2012年9月的一天,王文汉接到通知,妻子因赌博被关进了东西湖区一女子监狱。“毕竟这么多年的感情,我想年纪越来越大,她应该会收敛起来。”王文汉再次为其还了赌债。
可是,仅仅一年后,卷土重赌的郑明明让王文汉跌入了深渊,这一次,他倾家荡产也还不起欠下的巨债了。“这样提心吊胆,为赌徒还债的日子,我实在是过不下去了。”但在离婚前,本分的他,还是决定为妻子还清债务。他将家里所有的积蓄拿出来,然后找亲戚朋友东拼西凑了58万,但没想到欠的钱远不止60万,家里的车子被债主开走,挖掘机也被债主开走。
离婚后3天,王文汉关掉诊所,独自一人来到湖南长沙打拼。“我当时想的是,我已净身出户,拿所有资产替你还债了,而且婚也离了,应该可以开始新生活了。”但没想到,这只是噩梦的开始。
800万赌债何时能还完
来到湖南长沙后,经定居当地的同学介绍,王文汉来到一家诊所干起了老本行。因为敬业、本分、又老实,身边不少人给他介绍对象。次年他认识了现在的太太唐艺(化名),两人携手过日子,令王文汉重新感受到了家庭的温暖。

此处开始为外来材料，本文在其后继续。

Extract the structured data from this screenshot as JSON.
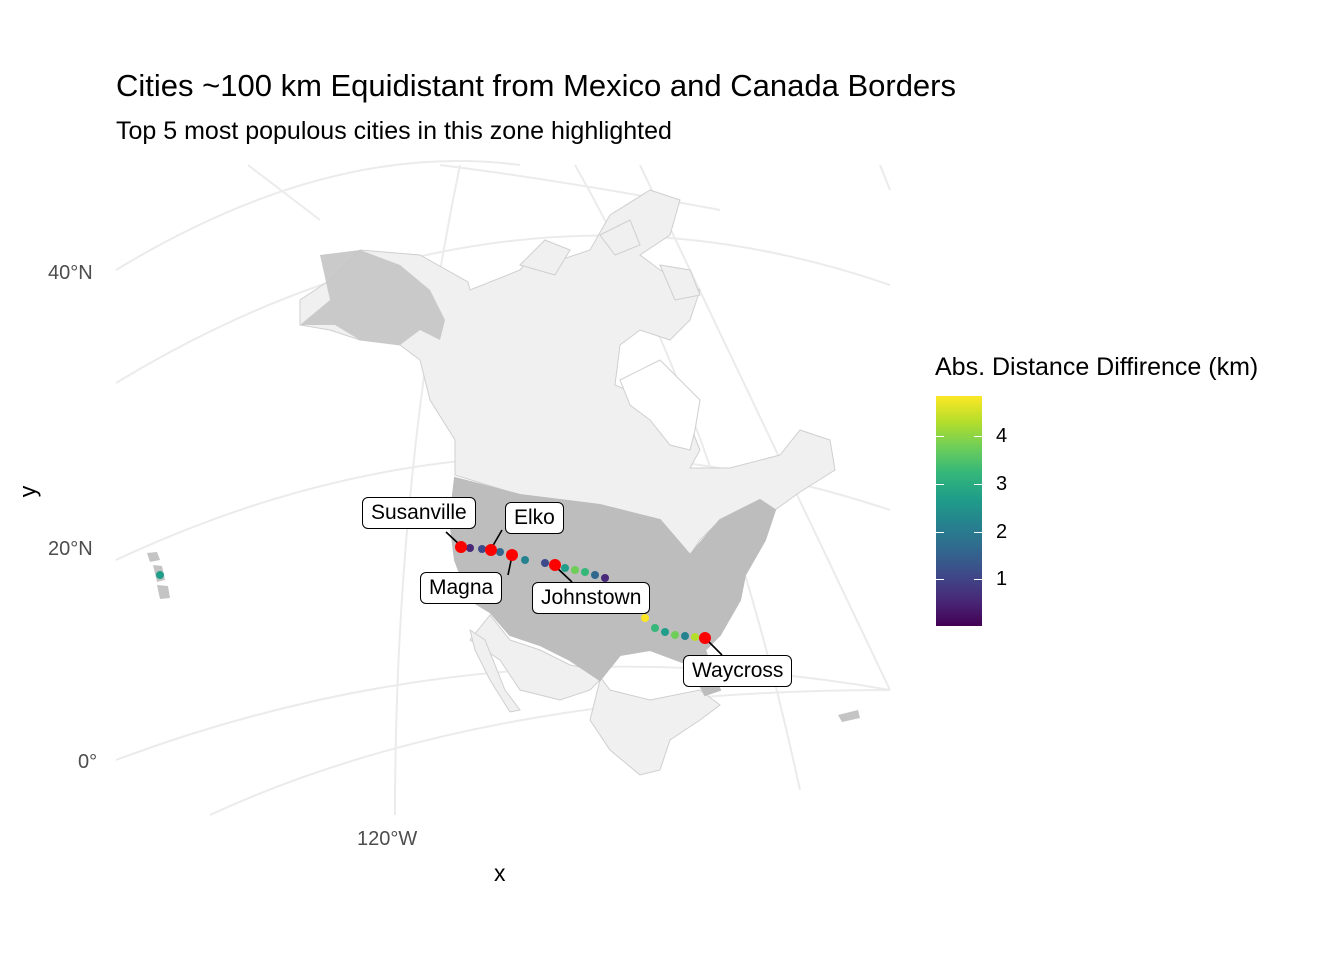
{
  "title": "Cities ~100 km Equidistant from Mexico and Canada Borders",
  "subtitle": "Top 5 most populous cities in this zone highlighted",
  "axes": {
    "x_label": "x",
    "y_label": "y",
    "lat_ticks": [
      "40°N",
      "20°N",
      "0°"
    ],
    "lon_ticks": [
      "120°W"
    ]
  },
  "legend": {
    "title": "Abs. Distance Diffirence (km)",
    "ticks": [
      "1",
      "2",
      "3",
      "4"
    ],
    "colors": [
      "#440154",
      "#31688e",
      "#35b779",
      "#fde725"
    ]
  },
  "cities": [
    {
      "name": "Susanville",
      "color": "#ff0000"
    },
    {
      "name": "Elko",
      "color": "#ff0000"
    },
    {
      "name": "Magna",
      "color": "#ff0000"
    },
    {
      "name": "Johnstown",
      "color": "#ff0000"
    },
    {
      "name": "Waycross",
      "color": "#ff0000"
    }
  ],
  "map_colors": {
    "land": "#f0f0f0",
    "us_cities": "#bdbdbd",
    "border": "#c8c8c8",
    "graticule": "#ebebeb"
  }
}
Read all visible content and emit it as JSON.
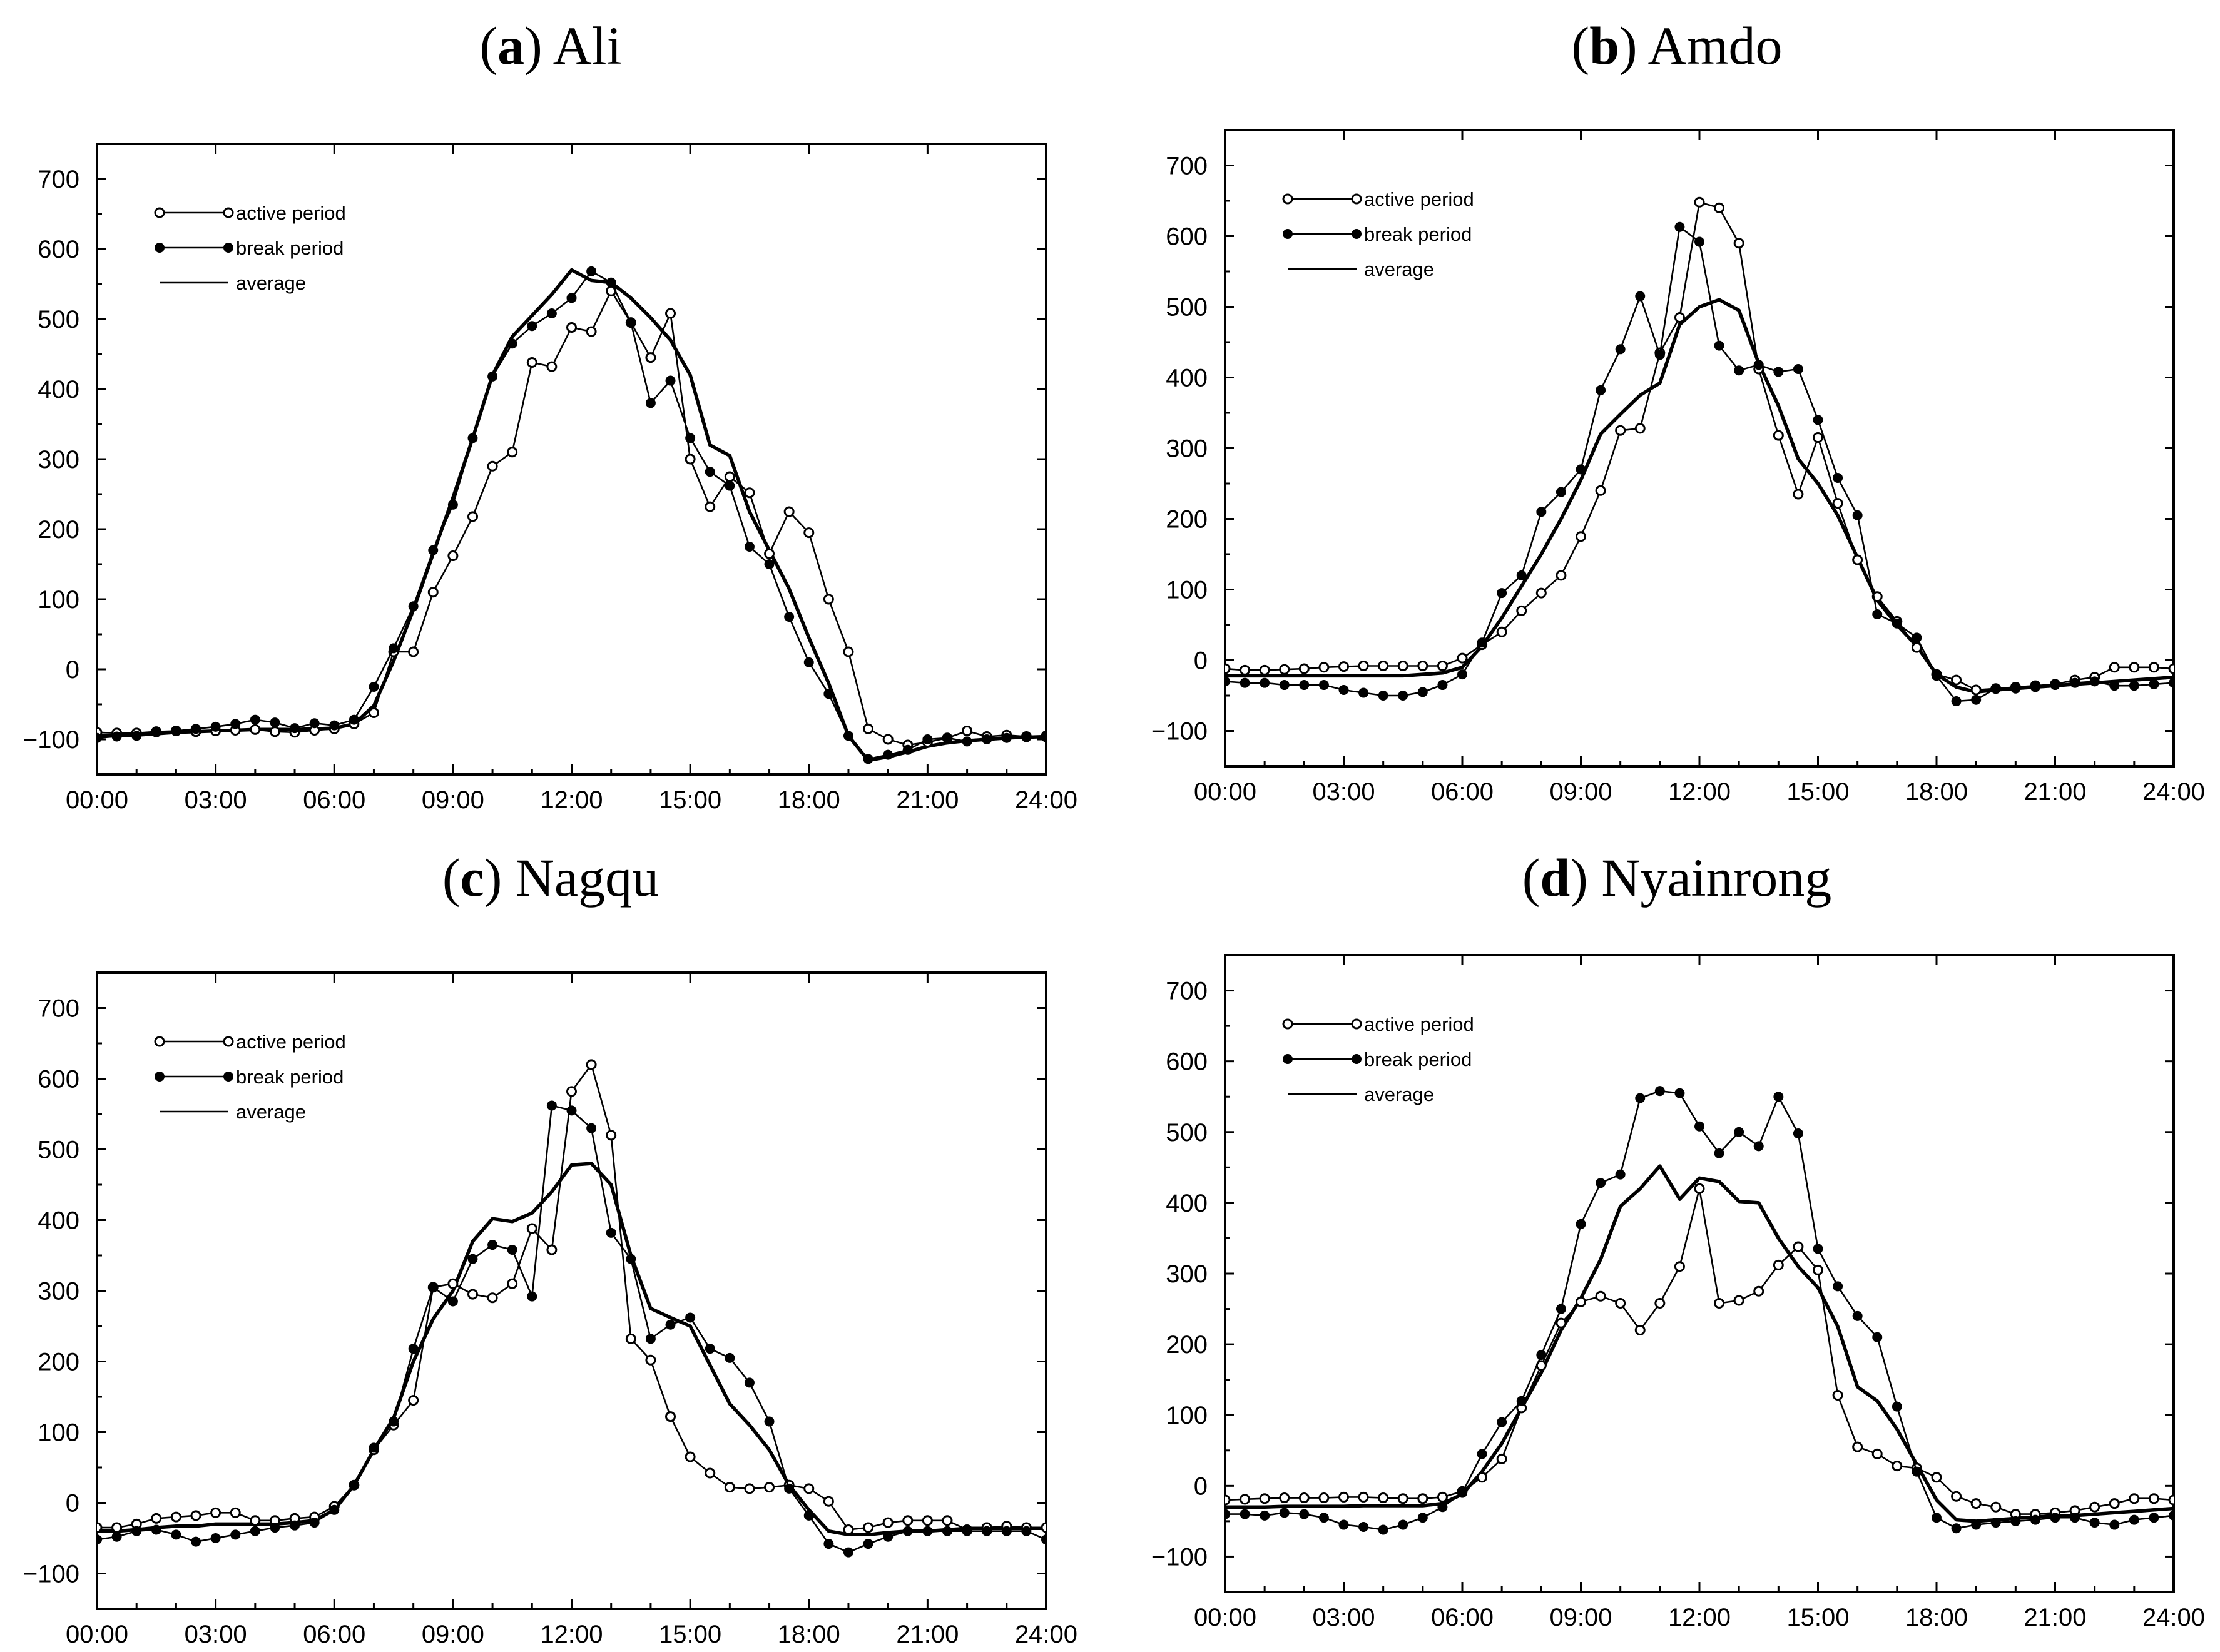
{
  "chart_data": [
    {
      "type": "line",
      "panel_letter": "a",
      "title": "Ali",
      "xlabel": "",
      "ylabel": "",
      "x_ticks": [
        "00:00",
        "03:00",
        "06:00",
        "09:00",
        "12:00",
        "15:00",
        "18:00",
        "21:00",
        "24:00"
      ],
      "y_ticks": [
        "−100",
        "0",
        "100",
        "200",
        "300",
        "400",
        "500",
        "600",
        "700"
      ],
      "xlim": [
        0,
        24
      ],
      "ylim": [
        -150,
        750
      ],
      "legend_labels": [
        "active period",
        "break period",
        "average"
      ],
      "x": [
        0,
        0.5,
        1,
        1.5,
        2,
        2.5,
        3,
        3.5,
        4,
        4.5,
        5,
        5.5,
        6,
        6.5,
        7,
        7.5,
        8,
        8.5,
        9,
        9.5,
        10,
        10.5,
        11,
        11.5,
        12,
        12.5,
        13,
        13.5,
        14,
        14.5,
        15,
        15.5,
        16,
        16.5,
        17,
        17.5,
        18,
        18.5,
        19,
        19.5,
        20,
        20.5,
        21,
        21.5,
        22,
        22.5,
        23,
        23.5,
        24
      ],
      "series": [
        {
          "name": "active period",
          "marker": "open",
          "values": [
            -90,
            -91,
            -91,
            -89,
            -88,
            -89,
            -88,
            -87,
            -86,
            -89,
            -90,
            -87,
            -85,
            -78,
            -62,
            25,
            25,
            110,
            162,
            218,
            290,
            310,
            438,
            432,
            488,
            482,
            540,
            495,
            445,
            508,
            300,
            232,
            275,
            252,
            165,
            225,
            195,
            100,
            25,
            -85,
            -100,
            -108,
            -104,
            -98,
            -88,
            -96,
            -94,
            -96,
            -95
          ]
        },
        {
          "name": "break period",
          "marker": "filled",
          "values": [
            -98,
            -96,
            -95,
            -90,
            -88,
            -85,
            -82,
            -78,
            -72,
            -76,
            -84,
            -77,
            -80,
            -72,
            -25,
            30,
            90,
            170,
            235,
            330,
            418,
            465,
            490,
            508,
            530,
            568,
            552,
            495,
            380,
            412,
            330,
            282,
            262,
            175,
            150,
            75,
            10,
            -35,
            -95,
            -128,
            -122,
            -115,
            -100,
            -98,
            -103,
            -100,
            -98,
            -97,
            -97
          ]
        },
        {
          "name": "average",
          "marker": "none",
          "values": [
            -95,
            -95,
            -94,
            -92,
            -90,
            -89,
            -88,
            -87,
            -86,
            -86,
            -86,
            -85,
            -84,
            -78,
            -52,
            12,
            85,
            165,
            245,
            330,
            420,
            475,
            505,
            535,
            570,
            555,
            552,
            530,
            502,
            470,
            420,
            320,
            305,
            225,
            170,
            115,
            45,
            -20,
            -95,
            -130,
            -125,
            -118,
            -110,
            -105,
            -102,
            -100,
            -98,
            -97,
            -96
          ]
        }
      ]
    },
    {
      "type": "line",
      "panel_letter": "b",
      "title": "Amdo",
      "xlabel": "",
      "ylabel": "",
      "x_ticks": [
        "00:00",
        "03:00",
        "06:00",
        "09:00",
        "12:00",
        "15:00",
        "18:00",
        "21:00",
        "24:00"
      ],
      "y_ticks": [
        "−100",
        "0",
        "100",
        "200",
        "300",
        "400",
        "500",
        "600",
        "700"
      ],
      "xlim": [
        0,
        24
      ],
      "ylim": [
        -150,
        750
      ],
      "legend_labels": [
        "active period",
        "break period",
        "average"
      ],
      "x": [
        0,
        0.5,
        1,
        1.5,
        2,
        2.5,
        3,
        3.5,
        4,
        4.5,
        5,
        5.5,
        6,
        6.5,
        7,
        7.5,
        8,
        8.5,
        9,
        9.5,
        10,
        10.5,
        11,
        11.5,
        12,
        12.5,
        13,
        13.5,
        14,
        14.5,
        15,
        15.5,
        16,
        16.5,
        17,
        17.5,
        18,
        18.5,
        19,
        19.5,
        20,
        20.5,
        21,
        21.5,
        22,
        22.5,
        23,
        23.5,
        24
      ],
      "series": [
        {
          "name": "active period",
          "marker": "open",
          "values": [
            -12,
            -14,
            -14,
            -13,
            -12,
            -10,
            -9,
            -8,
            -8,
            -8,
            -8,
            -8,
            3,
            22,
            40,
            70,
            95,
            120,
            175,
            240,
            325,
            328,
            435,
            485,
            648,
            640,
            590,
            412,
            318,
            235,
            315,
            222,
            142,
            90,
            55,
            18,
            -20,
            -28,
            -42,
            -40,
            -38,
            -36,
            -34,
            -28,
            -24,
            -10,
            -10,
            -10,
            -12
          ]
        },
        {
          "name": "break period",
          "marker": "filled",
          "values": [
            -30,
            -32,
            -32,
            -35,
            -35,
            -35,
            -42,
            -46,
            -50,
            -50,
            -45,
            -35,
            -20,
            25,
            95,
            120,
            210,
            238,
            270,
            382,
            440,
            515,
            432,
            613,
            592,
            445,
            410,
            418,
            408,
            412,
            340,
            258,
            205,
            65,
            52,
            32,
            -22,
            -58,
            -56,
            -40,
            -40,
            -38,
            -35,
            -32,
            -30,
            -36,
            -36,
            -34,
            -32
          ]
        },
        {
          "name": "average",
          "marker": "none",
          "values": [
            -22,
            -22,
            -22,
            -22,
            -22,
            -22,
            -22,
            -22,
            -22,
            -22,
            -20,
            -18,
            -10,
            20,
            60,
            105,
            150,
            200,
            255,
            320,
            348,
            375,
            392,
            475,
            500,
            510,
            495,
            420,
            360,
            285,
            250,
            205,
            145,
            85,
            50,
            20,
            -20,
            -38,
            -45,
            -42,
            -40,
            -38,
            -36,
            -34,
            -32,
            -30,
            -28,
            -26,
            -24
          ]
        }
      ]
    },
    {
      "type": "line",
      "panel_letter": "c",
      "title": "Nagqu",
      "xlabel": "",
      "ylabel": "",
      "x_ticks": [
        "00:00",
        "03:00",
        "06:00",
        "09:00",
        "12:00",
        "15:00",
        "18:00",
        "21:00",
        "24:00"
      ],
      "y_ticks": [
        "−100",
        "0",
        "100",
        "200",
        "300",
        "400",
        "500",
        "600",
        "700"
      ],
      "xlim": [
        0,
        24
      ],
      "ylim": [
        -150,
        750
      ],
      "legend_labels": [
        "active period",
        "break period",
        "average"
      ],
      "x": [
        0,
        0.5,
        1,
        1.5,
        2,
        2.5,
        3,
        3.5,
        4,
        4.5,
        5,
        5.5,
        6,
        6.5,
        7,
        7.5,
        8,
        8.5,
        9,
        9.5,
        10,
        10.5,
        11,
        11.5,
        12,
        12.5,
        13,
        13.5,
        14,
        14.5,
        15,
        15.5,
        16,
        16.5,
        17,
        17.5,
        18,
        18.5,
        19,
        19.5,
        20,
        20.5,
        21,
        21.5,
        22,
        22.5,
        23,
        23.5,
        24
      ],
      "series": [
        {
          "name": "active period",
          "marker": "open",
          "values": [
            -35,
            -35,
            -30,
            -22,
            -20,
            -18,
            -14,
            -14,
            -25,
            -25,
            -22,
            -20,
            -5,
            25,
            75,
            110,
            145,
            305,
            310,
            295,
            290,
            310,
            388,
            358,
            582,
            620,
            520,
            232,
            202,
            122,
            65,
            42,
            22,
            20,
            22,
            25,
            20,
            2,
            -38,
            -35,
            -28,
            -25,
            -25,
            -25,
            -38,
            -35,
            -33,
            -35,
            -35
          ]
        },
        {
          "name": "break period",
          "marker": "filled",
          "values": [
            -52,
            -48,
            -40,
            -38,
            -45,
            -55,
            -50,
            -45,
            -40,
            -35,
            -32,
            -28,
            -10,
            25,
            78,
            115,
            218,
            305,
            285,
            345,
            365,
            358,
            292,
            562,
            555,
            530,
            382,
            345,
            232,
            252,
            262,
            218,
            205,
            170,
            115,
            20,
            -18,
            -58,
            -70,
            -58,
            -48,
            -40,
            -40,
            -40,
            -40,
            -40,
            -40,
            -40,
            -52
          ]
        },
        {
          "name": "average",
          "marker": "none",
          "values": [
            -40,
            -40,
            -38,
            -35,
            -33,
            -33,
            -30,
            -30,
            -30,
            -30,
            -28,
            -25,
            -10,
            25,
            75,
            120,
            200,
            260,
            300,
            370,
            402,
            398,
            410,
            440,
            478,
            480,
            450,
            350,
            275,
            262,
            250,
            195,
            140,
            110,
            75,
            25,
            -10,
            -40,
            -45,
            -45,
            -42,
            -40,
            -40,
            -38,
            -36,
            -36,
            -36,
            -36,
            -36
          ]
        }
      ]
    },
    {
      "type": "line",
      "panel_letter": "d",
      "title": "Nyainrong",
      "xlabel": "",
      "ylabel": "",
      "x_ticks": [
        "00:00",
        "03:00",
        "06:00",
        "09:00",
        "12:00",
        "15:00",
        "18:00",
        "21:00",
        "24:00"
      ],
      "y_ticks": [
        "−100",
        "0",
        "100",
        "200",
        "300",
        "400",
        "500",
        "600",
        "700"
      ],
      "xlim": [
        0,
        24
      ],
      "ylim": [
        -150,
        750
      ],
      "legend_labels": [
        "active period",
        "break period",
        "average"
      ],
      "x": [
        0,
        0.5,
        1,
        1.5,
        2,
        2.5,
        3,
        3.5,
        4,
        4.5,
        5,
        5.5,
        6,
        6.5,
        7,
        7.5,
        8,
        8.5,
        9,
        9.5,
        10,
        10.5,
        11,
        11.5,
        12,
        12.5,
        13,
        13.5,
        14,
        14.5,
        15,
        15.5,
        16,
        16.5,
        17,
        17.5,
        18,
        18.5,
        19,
        19.5,
        20,
        20.5,
        21,
        21.5,
        22,
        22.5,
        23,
        23.5,
        24
      ],
      "series": [
        {
          "name": "active period",
          "marker": "open",
          "values": [
            -20,
            -19,
            -18,
            -17,
            -17,
            -17,
            -16,
            -16,
            -17,
            -18,
            -18,
            -16,
            -8,
            12,
            38,
            110,
            170,
            230,
            260,
            268,
            258,
            220,
            258,
            310,
            420,
            258,
            262,
            275,
            312,
            338,
            305,
            128,
            55,
            45,
            28,
            25,
            12,
            -15,
            -25,
            -30,
            -40,
            -40,
            -38,
            -35,
            -30,
            -25,
            -18,
            -18,
            -20
          ]
        },
        {
          "name": "break period",
          "marker": "filled",
          "values": [
            -40,
            -40,
            -42,
            -38,
            -40,
            -45,
            -55,
            -58,
            -62,
            -55,
            -45,
            -30,
            -10,
            45,
            90,
            120,
            185,
            250,
            370,
            428,
            440,
            548,
            558,
            555,
            508,
            470,
            500,
            480,
            550,
            498,
            335,
            282,
            240,
            210,
            112,
            20,
            -45,
            -60,
            -55,
            -52,
            -50,
            -48,
            -45,
            -45,
            -52,
            -55,
            -48,
            -45,
            -42
          ]
        },
        {
          "name": "average",
          "marker": "none",
          "values": [
            -30,
            -30,
            -30,
            -29,
            -29,
            -29,
            -29,
            -28,
            -28,
            -28,
            -28,
            -25,
            -12,
            20,
            60,
            110,
            160,
            220,
            265,
            320,
            395,
            420,
            452,
            405,
            435,
            430,
            402,
            400,
            350,
            310,
            280,
            225,
            140,
            120,
            80,
            30,
            -20,
            -48,
            -50,
            -48,
            -46,
            -44,
            -42,
            -42,
            -40,
            -38,
            -36,
            -34,
            -32
          ]
        }
      ]
    }
  ]
}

可惜好景不长,婚后不久,追债人陆续找到了他,追着他不放。法院审理认为,前妻的债务因为是在婚姻存续期间借的,所以他也有连带责任。光是到法院起诉的债务就有6笔,高达200万;而还没有去法院起诉的高利贷、邻居以及家人的债务加起来则接近600万。“我已经54岁了,就是不眠不休干到死,也还不了这么多钱,更何况,这都是前妻的赌债,是她背着我借的,也没有用于婚姻共同生活,凭什么要我还呢?”如今的王文汉,每个月5000元的工资全部用于还亲朋的债,“他们是无辜的。”而他更觉得对不起的是现任妻子,“她跟着我一天福没享,还和我一起背上了这么重的债务,我真的有愧于她。”